One frequent worry among Jews and others concerned about the region is that an American victory in an Arab country will simply increase the number of angry Arabs who will volunteer to become suicide bombers. That may be true, but it is possible that the decisive American victory in the war with Iraq will instead terrify sufficient candidates for Arab militancy that they will feel themselves forced to be quiet. Let me add an even greater heresy, coming from someone like myself who would be expected to pronounce the usual clichés of the Jewish left. I do not doubt that Arab militants will be transformed into peace-loving people only if their political and economic destinies are changed for the better, but that will take a long time.

The Americans have now proved that they can do what they want.
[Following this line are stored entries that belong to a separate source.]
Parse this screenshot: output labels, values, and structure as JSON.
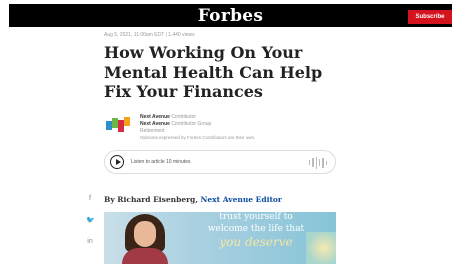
{
  "header": {
    "logo": "Forbes",
    "subscribe_label": "Subscribe"
  },
  "article": {
    "meta": "Aug 5, 2021, 11:00am EDT  |  1,440 views",
    "title": "How Working On Your Mental Health Can Help Fix Your Finances",
    "byline": {
      "name": "Next Avenue",
      "role": "Contributor",
      "name2": "Next Avenue",
      "role2": "Contributor Group",
      "section": "Retirement",
      "note": "Opinions expressed by Forbes Contributors are their own."
    },
    "audio": {
      "label": "Listen to article  10 minutes"
    },
    "author_prefix": "By Richard Eisenberg,",
    "author_role": "Next Avenue Editor",
    "image_text": {
      "line1": "trust yourself to",
      "line2": "welcome the life that",
      "line3": "you deserve"
    }
  },
  "social": {
    "facebook": "f",
    "twitter": "🐦",
    "linkedin": "in"
  }
}
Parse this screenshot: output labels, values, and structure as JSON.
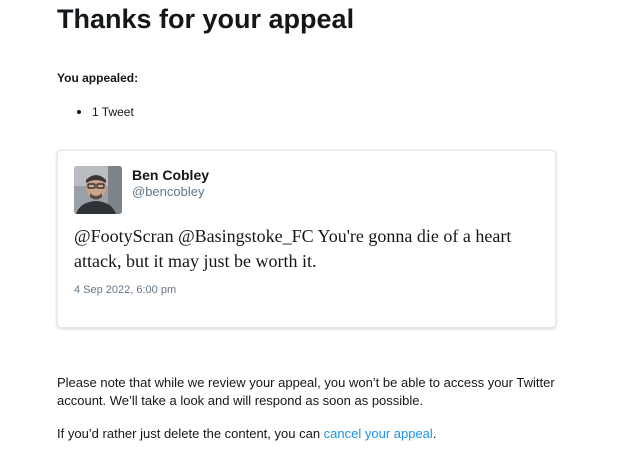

The chorus in the Arab-Muslim word is going to keep increasing its volume, asking the Americans to prove that they are not simply anti-Arab. Now that the war is over, Americans will be urged, evermore insistently, to be more even-handed on the one issue that supposedly troubles all the Arabs in the region, the future of the Palestinians. In my crystal ball I see an American government that will be tempted to listen to these outcries. U.S. support for the new Palestinian prime minister, Mahmoud Abbas, demonstrates that the government plans to negotiate with both sides on the issue, and not necessarily allow the Sharon government to have the upper hand.

But this is not the time for Jewish liberals to become overly joyous either. The post-war euphoria over victory in Iraq is very likely to persuade American policymakers that they need not be guided by any local opinion, wherever they choose to intervene. Despite the seeming even-handedness of the Bush peace plan, this does not mean that the Americans will immediately bring Israel's Likud party and its allies down and produce a settlement with the Palestinians. And this is still an American vision, with the toughest questions, like the status of Palestinian refugees and of Jerusalem left on the table. An American government which might decide to force both the Israelis and the Palestinians to give up their intransigencies might not have deep regard for the political scruples of Israel's leftwing opinion. Who in the Jewish world would hail an American proconsul, perhaps a general of the dignity and reputation of Tommy Franks, who might say as another American, U.N. ambassador Warren Auston, said in 1948, "Why can't the Jews and the Muslims learn to practice Christian charity?" Is it inconceivable that a contemporary reincarnation of such an American straightshooter would see the virtue of a Jewish Arab state between the Mediterranean and the Jordan River in which the democratic principle of "one man, one vote" should prevail? That, of course, would be the end of the Jewish, Zionist state of Israel.

I find myself in the strange position of remaining terribly opposed to Sharon's policy of holding on to the West Bank and to increasing Jewish settlements on its soil (it is one of the lasting enemies of peace) while being unable to criticize his notion that a state must protect its citizens today and tomorrow. The present leaders of America seem to have political minds that think in terms of black and white. The Jewish condition can be understood best by more subtle intelligences, which perceive shades of gray.

I am, of course, glad, as an American and an ex-soldier, that our armed forces came through the ordeal in Iraq with a minimum of damage and a maximum of glory and morale. Perhaps the victory in Iraq will in the long run prove to have been good for America. The jury is still out as to whether this war will prove to have been good for the Jews.

Jewish and Israeli hardliners welcomed the U.S. war in Iraq and aligned behind the Bush administration because they perceived the two countries were fighting the same war against evil. But the result of this war might be that Israel must make concessions to the people the state sees as promoting this evil in order to secure peace. If the Americans insist on the process that they have initiated by publishing the 'road map,' this journey may not end in peace, but Israel will inevitably find itself walking on this road because it dare not have a bruising confrontation with the Americans. This process that has now begun might lead to a lessening of tension, or to détente if not peace, but the price is not likely to be acceptable to the rightwing elements which make up Israel's present government. In the end, we might see that the war was indeed good for the Jews, but not for the reasons that these hardliners believed it would be.